*File replacement can be done now through non-portable renaming gyrations.* I wa...

wahern · on Sept 8, 2020

It's atomic but it might not be persistent in the event of a crash. If the metadata wasn't committed then upon remounting the old file might reappear, and its likelihood of reappearing is independent of any other operations on that filesystem. Though, traditionally rename was not only atomic but also preferentially ordered ahead of other metadata operations so subsequent renames of other files wouldn't be visible if the older rename appeared.

EDIT: Actually, I think the issue I had in mind was that writes to the new file might not be committed before the rename, so if you do open + write + rename + close, on a crash the rename might persist even though the write didn't. You technical should use fdatasync if you want the write + rename to be ordered. See, e.g., https://lwn.net/Articles/322823/ But this is such unintuitive behavior that I think that even for ext4 the more reliable behavior is still the default.

jacobsenscott · on Sept 8, 2020

Isn't this true of any atomic operation in the event of a crash? You'll either see the old data or the new data when the system comes back up.

wahern · on Sept 8, 2020

Yes. But traditionally Unix filesystems provided stronger consistency guarantees than required by POSIX, and applications have come to rely on them. Actually, in the event of a crash I think POSIX specifies implementation-defined behavior even for fsync.

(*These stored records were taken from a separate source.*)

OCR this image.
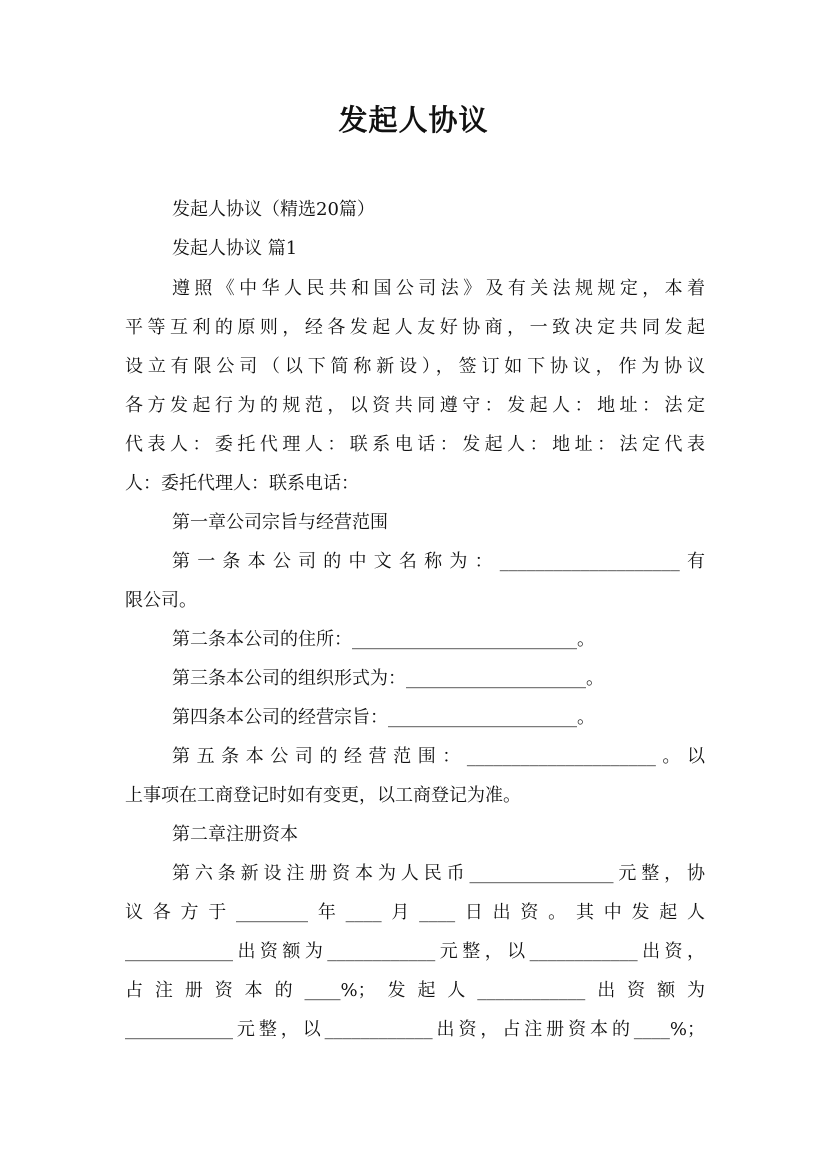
发起人协议
发起人协议（精选20篇）
发起人协议 篇1
遵照《中华人民共和国公司法》及有关法规规定，本着
平等互利的原则，经各发起人友好协商，一致决定共同发起
设立有限公司（以下简称新设），签订如下协议，作为协议
各方发起行为的规范，以资共同遵守：发起人：地址：法定
代表人：委托代理人：联系电话：发起人：地址：法定代表
人：委托代理人：联系电话：
第一章公司宗旨与经营范围
第一条本公司的中文名称为：____________________有
限公司。
第二条本公司的住所：_________________________。
第三条本公司的组织形式为：____________________。
第四条本公司的经营宗旨：_____________________。
第五条本公司的经营范围：_____________________。以
上事项在工商登记时如有变更，以工商登记为准。
第二章注册资本
第六条新设注册资本为人民币________________元整，协
议各方于________年____月____日出资。其中发起人
____________出资额为____________元整，以____________出资，
占注册资本的____%；发起人____________出资额为
____________元整，以____________出资，占注册资本的____%；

formerly_proven · on Sept 8, 2020

Making fsync a no-op and not having any durability at all is perfectly POSIX compliant. POSIX only concerns itself with the visibility of I/O in the live system (e.g. a process either sees a write fully realized, or not at all - this didn't use to be true for larger writes until fairly recently, btw.). POSIX specifies nothing about what happens when a system is restarted or looses power.

ori_b · on Sept 9, 2020

The alternative would not allow for a posix-compliant implementation ramfs.

the8472 · on Sept 8, 2020

The dance can get even more complicated[0] if you also want to ensure that the rename itself is persisted. But you only really have to encode this in an atomic-file-write-with-callback library once.

[0] https://danluu.com/file-consistency/

simias · on Sept 8, 2020

I agree with you, for me the main limitation of this system is that you have to be sure that the temporary file exists in the same fs as the target, which in general involves creating the temporary file in the same directory. It works well, but I always feel icky creating temporary files in the middle of the filesystem (which may end up lingering if my program crashes before I could issue the rename syscall).

But beyond that I'm not aware of any portability issue, except maybe with weird filesystems like NFS in some non-standard configuration that doesn't implement strict locking.

inopinatus · on Sept 8, 2020

It can be re-ordered w.r.t. a hard-link and any derived written block data (e.g. indexes) and I've seen this first-hand with early maildir implementations across a crash, and that was even without throwing the spanner of NFS into the gears.